Open Letter to the commercial director
- Posted by Beheer
- On 14 October 2019
- 0 Comments
You have greatly deserved your spurs. Your gray hairs show seniority and within your organization you are seen as the authority. You are an active networker, show your face regularly at the big-boys-networks (Rotary and LIONS Club) and are also appreciated there because of your talent to connect. When you meet new people, you make a confident, business and social impression. The commercial area has little secrets for you.
Internally, you give guidance to the commercial department within your organization. You will ensure that “your” people give sufficient attention to your customers, but also that they are sufficiently active in the much needed market operation. To do this, you send them on the course “Telephone acquisition”, and “conversation techniques”. Not because this immediately yields new customers, but to improve the necessary hard-selling competencies. You reward them firmly when they perform and perform critical conversations when they are lagging on schedule.

You enjoy respect. Your colleagues from the MT look at you, full of expectation that you will continue to put the company on the map and let it grow. You take care of more customers, more turnover, and promote up-and cross-selling among your people. When there are strategic customers who enjoy extra attention, you step into your well-deserved, beautiful bolide and paves with your charms and insights the way back for your sales colleagues. Your colleagues are looking at you.
In short, your experience and expertise already opens doors. For you it seems easy, question of bubbles and Hoppa, again a new appointment. Linkedin? You actually don’t really need that! Of course you do it, because you also want to keep in touch how you are in the (labor) market. Maybe the grass is still greener somewhere. You accept invitations from your Top 10 customers, do not respond to InMails from prospective suppliers and are critical which colleagues can or will not….
Wake up call
Today a new sales colleague started, 24 years with a commercial background and with 2 years of work experience by your recruitment department reaping at the competitor. He gets the job title “Junior Account Manager”, a phone, laptop and lease car. So he is allowed to prove himself…. Yet? But….
He has not (yet) authority
He’s still unsure how he happens to new people
He has no seniority (yet), he is from another generation, grew up with internet and social media instead of playing football on the square and Dukes of Hazard.
He does not yet have the quality to pass gatekeepers by phone, let alone convince customers of the added value for an introduction
He doesn’t have (yet) his own frame of reference, best practices and inspiring cases
When he goes to a network meeting, no one comes to him as it happens to you.
He must first prove himself

New Generation Sales
Where you see LinkedIn as Digital Rolodex, as the confirmation of an offline relationship, LinkedIn is now an opportunity to distinguish itself.
By sharing relevant knowledge about developments within your market, by proactively informing his network about what’s playing, he builds on his authority.
By building his profile strategically and customer-oriented and inviting potential customers prior to an appointment, he makes a reliable first impression.
By secretly leaving the word “Junior” for his job title on LinkedIn, he takes the impression that he has insufficient substantive knowledge
By looking up the decision-maker himself and sharing knowledge with qualitative InMails and adding value, he disables the gatekeeper
By sitting together with Marketing, he asks for the right cases and best practices that he can use to endress the prospect
He networks in a different way than you, less time consuming, for him more effective. Although online, but not less socially and with the same goal in mind. Come to the table from an advisory role, add value to the relationship so that it ultimately becomes customer and possibly even ambassador.
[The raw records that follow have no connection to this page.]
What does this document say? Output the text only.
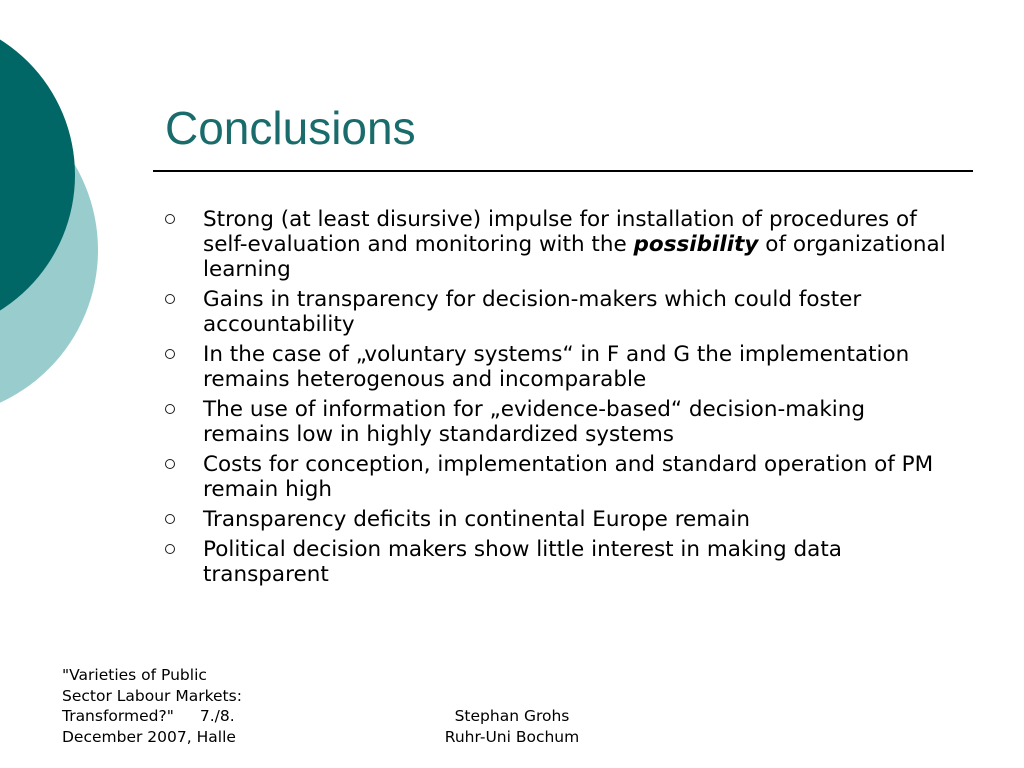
Conclusions
Strong (at least disursive) impulse for installation of procedures of self-evaluation and monitoring with the possibility of organizational learning
Gains in transparency for decision-makers which could foster accountability
In the case of „voluntary systems“ in F and G the implementation remains heterogenous and incomparable
The use of information for „evidence-based“ decision-making remains low in highly standardized systems
Costs for conception, implementation and standard operation of PM remain high
Transparency deficits in continental Europe remain
Political decision makers show little interest in making data transparent
"Varieties of Public
Sector Labour Markets:
Transformed?" 7./8.
December 2007, Halle
Stephan Grohs
Ruhr-Uni Bochum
Dear commercial Director, I have nothing but respect for you. You have earned your spurs, you have often also gone on your face. Have probably lost deals and won a lot of deals. And over the years you have become more authentic and successful, that is your experience. But do you want to do me one pleasure?
Do you want to be in this changing market, where procurement processes become increasingly complex, where relationships are decisive more than ever, where online orientation and content are an important source for your potential customers, not thinking that everyone is just Way can do. Do you want splash to adopt an open attitude towards Social Selling and LinkedIn. They see as a key inspiration and success tool for your sales team, junior or senior, experienced or inexperienced, product specialist or pure seller. Do not want to lie down if they want to gain knowledge of these tools to improve their relationship management and acquisition skills. Do you want splash – perhaps just like them – to be curious about what LinkedIn has to offer your team (and you) with additional strength towards your market?
After all, there are more roads leading to Rome and new customers. And precisely that insight, precisely that attitude to investigate new trends and to implement new working methods, makes you even more an authority within and outside your organization.
I wish you and your team a lot of success this year.